Intracellular regulation of oocyte meiosis is not completely understood. However, reversible phosphorylation, which involves serine/threonine protein kinases and phosphatases (PP), is an important mediator. Glycogen synthase kinase-3 (GSK-3) is a highly conserved serine/threonine protein kinase. Currently no reports exist on presence or function of GSK-3 in mammalian oocytes. The aim of this study was to determine GSK-3 presence/absence, transcript and protein expression, intracellular protein distribution, and to investigate the functional importance of GSK-3 in mouse oocyte meiosis. Germinal vesicle-intact (GVI) oocytes contained both GSK-3 transcript and protein. Although GSK-3 beta-isoform is the only transcript identifiable in GVI oocytes, both alpha- and beta-isoforms were recognized by Western blot analysis. In growing, meiotic-incompetent oocytes GSK-3 was present, diffusely located throughout the cytoplasm and absent in the nucleus, whereas in meiotic-competent oocytes this cytoplasmic GSK-3 displays a predominant peri-oolemma staining. Treatment of mouse GVI oocytes with lithium chloride (LiCl), which inhibits both inositol monophosphatase (IMPase) and GSK-3, had no significant influence on oocyte viability, morphology, or development to metaphase II (MII).
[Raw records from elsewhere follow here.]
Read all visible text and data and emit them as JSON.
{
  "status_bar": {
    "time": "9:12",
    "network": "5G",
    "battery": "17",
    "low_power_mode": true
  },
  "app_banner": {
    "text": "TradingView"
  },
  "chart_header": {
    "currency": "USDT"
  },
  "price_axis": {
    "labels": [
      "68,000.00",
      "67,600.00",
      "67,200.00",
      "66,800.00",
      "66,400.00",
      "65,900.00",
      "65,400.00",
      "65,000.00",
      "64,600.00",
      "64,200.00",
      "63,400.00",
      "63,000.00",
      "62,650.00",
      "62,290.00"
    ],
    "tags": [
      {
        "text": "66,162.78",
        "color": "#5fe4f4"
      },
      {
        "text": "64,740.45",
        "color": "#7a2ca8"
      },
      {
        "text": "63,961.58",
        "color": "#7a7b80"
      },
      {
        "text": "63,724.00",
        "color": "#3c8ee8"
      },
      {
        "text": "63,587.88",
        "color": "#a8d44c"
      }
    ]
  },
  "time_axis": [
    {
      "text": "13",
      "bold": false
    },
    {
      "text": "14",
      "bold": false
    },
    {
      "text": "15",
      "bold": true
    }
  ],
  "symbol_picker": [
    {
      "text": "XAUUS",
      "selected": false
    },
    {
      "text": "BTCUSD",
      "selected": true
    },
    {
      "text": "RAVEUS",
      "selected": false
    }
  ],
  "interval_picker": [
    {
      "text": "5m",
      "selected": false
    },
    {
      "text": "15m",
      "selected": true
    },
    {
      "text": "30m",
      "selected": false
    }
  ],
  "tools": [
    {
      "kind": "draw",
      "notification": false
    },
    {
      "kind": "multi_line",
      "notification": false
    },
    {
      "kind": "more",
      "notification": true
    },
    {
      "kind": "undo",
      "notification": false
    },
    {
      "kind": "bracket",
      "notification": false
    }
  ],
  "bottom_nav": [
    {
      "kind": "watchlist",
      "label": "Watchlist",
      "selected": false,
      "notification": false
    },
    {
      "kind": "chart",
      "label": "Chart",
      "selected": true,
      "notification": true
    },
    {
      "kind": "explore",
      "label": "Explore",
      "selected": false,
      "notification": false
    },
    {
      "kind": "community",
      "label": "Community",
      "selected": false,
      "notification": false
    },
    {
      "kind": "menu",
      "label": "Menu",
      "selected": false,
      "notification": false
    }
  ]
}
However, LiCl caused abnormal spindle formation and significantly increased incidence of abnormal homologue segregation during the first meiotic division. L690,330, which is a specific IMPase inhibitor, had no significant effect on oocyte viability, morphology, MII development, or homologue segregation. This is the first report of GSK-3 in mammalian oocytes. LiCl inhibition of mouse oocyte GSK-3 modified organization of microtubules and/or function of meiotic spindles thus compromising segregation of condensed bivalent chromosomes.[1]

References

  1. Glycogen synthase kinase-3 regulates mouse oocyte homologue segregation. Wang, X., Liu, X.T., Dunn, R., Ohl, D.A., Smith, G.D. Mol. Reprod. Dev. (2003) [Pubmed]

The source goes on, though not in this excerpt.